- Original Finnish film poster
- Directed by: Matti Kassila
- Written by: Matti Kassila Kari Kyrönseppä
- Produced by: Maunu Kurkvaara
- Starring: Maija Karhi Pentti Siimes Helge Herala Toivo Mäkelä
- Cinematography: Raimo Hartzell
- Edited by: Allan Wallenius
- Music by: Esko Linnavalli
- Release date: 2 February 1968;
- Running time: 99 minutes
- Country: Finland
- Language: Finnish

= Let Not One Devil Cross the Bridge =

Let Not One Devil Cross the Bridge (Äl’ yli päästä perhanaa) is a 1968 Finnish anthology comedy film directed by Matti Kassila. The film is an ensemble divided into three independent stories, based on the ideas of the actual frame story, where the people who took part in the film design meeting during the get-together held at evening. The film stars Maija Karhi, Pentti Siimes, Helge Herala and Toivo Mäkelä.

Director Kassila returned to film directing after a five-year hiatus. The film was completed at a time when Finnish television had begun to take audiences away from cinemas, which is why Kassila wanted to use this film to comment on the crisis in the Finnish film industry.
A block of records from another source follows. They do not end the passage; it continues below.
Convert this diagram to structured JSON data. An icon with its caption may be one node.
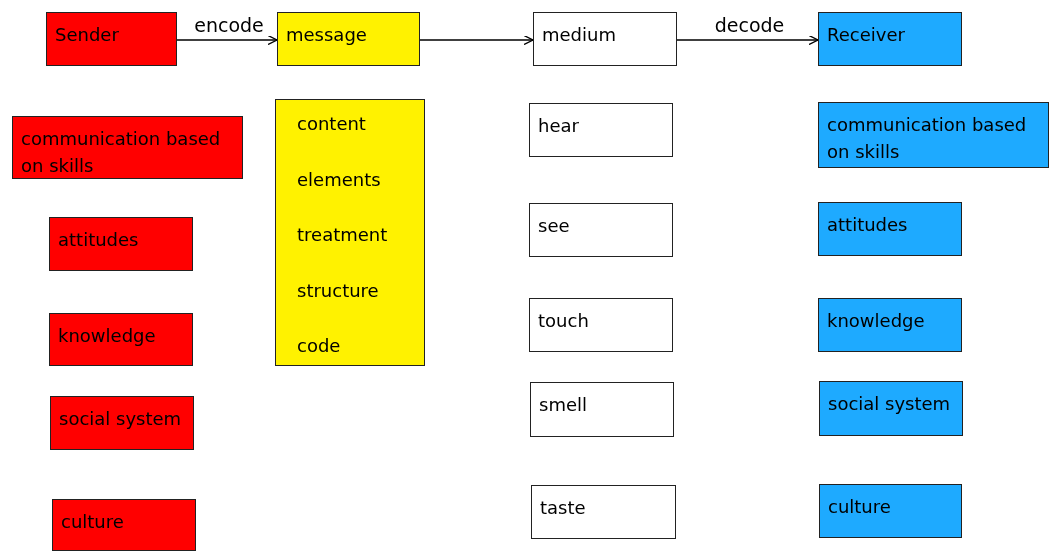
{
  "diagram": {
    "nodes": [
      {
        "text": [
          "Sender"
        ]
      },
      {
        "text": [
          "message"
        ]
      },
      {
        "text": [
          "medium"
        ]
      },
      {
        "text": [
          "Receiver"
        ]
      },
      {
        "text": [
          "communication based on skills"
        ]
      },
      {
        "text": [
          "attitudes"
        ]
      },
      {
        "text": [
          "knowledge"
        ]
      },
      {
        "text": [
          "social system"
        ]
      },
      {
        "text": [
          "culture"
        ]
      },
      {
        "text": [
          "content",
          "elements",
          "treatment",
          "structure",
          "code"
        ]
      },
      {
        "text": [
          "hear"
        ]
      },
      {
        "text": [
          "see"
        ]
      },
      {
        "text": [
          "touch"
        ]
      },
      {
        "text": [
          "smell"
        ]
      },
      {
        "text": [
          "taste"
        ]
      },
      {
        "text": [
          "communication based on skills"
        ]
      },
      {
        "text": [
          "attitudes"
        ]
      },
      {
        "text": [
          "knowledge"
        ]
      },
      {
        "text": [
          "social system"
        ]
      },
      {
        "text": [
          "culture"
        ]
      }
    ],
    "edges": [
      {
        "from": 0,
        "to": 1,
        "arrow": "to",
        "label": "encode"
      },
      {
        "from": 1,
        "to": 2,
        "arrow": "to"
      },
      {
        "from": 2,
        "to": 3,
        "arrow": "to",
        "label": "decode"
      }
    ]
  }
}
The film's audience success was the weakest in 1968, even though it was effectively marketed, and it made big losses, making it the box-office bomb. In the television show Kinoklubi, where directors Matti Kassila and Markku Pölönen and producer Markus Selin listed their own failed films and the reasons for the failure, Kassila considered Let Not One Devil Cross the Bridge to be one of his worst films ever made.